Der Regisseur sagt dazu selbst: „Bei vielen Ostdeutschen die ich kenne, sind Versatzstücke der Indoktrination zu Ostzeiten vorhanden, es schlummert sozusagen überall. Je größer der Abstand und je älter die Leute, desto mehr wird die Vergangenheit unterkomplex und die Kindheitserinnerungen zu einer heilen DDR geschrumpft. Der Film spricht somit alle Menschen an, die damit ein Problem haben und schafft aber gleichzeitig durch sein wertfreies Vorgehen eine Gesprächsgrundlage für den Austausch. Die Gesinnungsdiktatur,die in Ostdeutschland herrschte, wurde bis heute viel zu wenig behandelt. Auch dies ist ein Grund für das reflexhafte Festhalten an autoritärem Gedankengut. Der Film stellt eine Möglichkeit dar, diese Themen in einem offenen Gespräch miteinander zu diskutieren.Für DDR-kritische Ostdeutsche ist dieser Film eine Art Befreiung. Er bringt Emotionen zurück und macht klar, dass erlernte Minderwertigkeitskomplexe, die sich aus Widerständen gegen die Mehrheitsmeinung zu DDR Zeiten (und auch danach) ergaben,strukturell gewollt und Teil einer Herrschaftslogik waren. In diesem Sinne wirkt der Film ermächtigend, vermittelt aber auch ein Verständnis dafür, warum gerade in Russland keine Massendemonstrationen gegen den aktuellen Krieg aufkommen.“

Wir zeigen den Film in der Originalsprache auf Deutsch mit englischen Untertiteln.

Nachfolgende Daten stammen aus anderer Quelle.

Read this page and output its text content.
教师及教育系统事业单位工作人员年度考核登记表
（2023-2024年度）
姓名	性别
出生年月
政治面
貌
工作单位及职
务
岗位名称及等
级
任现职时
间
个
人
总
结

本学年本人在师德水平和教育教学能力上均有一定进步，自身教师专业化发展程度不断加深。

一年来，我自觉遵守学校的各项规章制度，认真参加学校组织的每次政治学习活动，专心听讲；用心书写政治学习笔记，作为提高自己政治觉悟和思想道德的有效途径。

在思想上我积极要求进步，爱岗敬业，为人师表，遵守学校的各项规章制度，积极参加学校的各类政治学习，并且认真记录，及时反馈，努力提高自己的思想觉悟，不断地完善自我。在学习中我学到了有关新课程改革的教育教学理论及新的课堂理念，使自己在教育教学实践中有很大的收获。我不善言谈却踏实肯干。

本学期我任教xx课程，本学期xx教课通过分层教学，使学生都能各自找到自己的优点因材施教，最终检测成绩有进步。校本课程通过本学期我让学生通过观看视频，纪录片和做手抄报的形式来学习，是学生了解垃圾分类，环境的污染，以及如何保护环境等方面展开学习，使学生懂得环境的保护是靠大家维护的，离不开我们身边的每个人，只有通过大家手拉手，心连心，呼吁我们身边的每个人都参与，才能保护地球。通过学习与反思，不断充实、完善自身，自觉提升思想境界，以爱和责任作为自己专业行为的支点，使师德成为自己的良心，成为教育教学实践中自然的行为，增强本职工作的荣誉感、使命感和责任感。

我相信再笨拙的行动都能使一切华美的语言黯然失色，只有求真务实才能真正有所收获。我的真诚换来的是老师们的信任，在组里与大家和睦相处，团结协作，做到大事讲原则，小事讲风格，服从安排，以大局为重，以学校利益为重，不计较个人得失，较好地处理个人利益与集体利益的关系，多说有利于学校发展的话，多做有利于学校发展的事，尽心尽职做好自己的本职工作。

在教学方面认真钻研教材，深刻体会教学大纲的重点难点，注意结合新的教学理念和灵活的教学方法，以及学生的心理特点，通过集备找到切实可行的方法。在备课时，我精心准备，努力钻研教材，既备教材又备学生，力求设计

Im Anschluss steht der Regisseur Christian Bäucker zum Filmgespräch bereit.

Mehr Infos zum Film: https://www.heimatkunde-film.de/

Hier geht’s zum Trailer auf YouTube: https://youtu.be/EqnEcq0-UsU


Dauer: 120min
In Kooperation mit: Luru-Kino

Link zur Veranstaltung: https://ost-passage-theater.de/veranstaltungen/heimatkunde?timestamp=1669838400

Eintritt: 5€ / 3€ erm.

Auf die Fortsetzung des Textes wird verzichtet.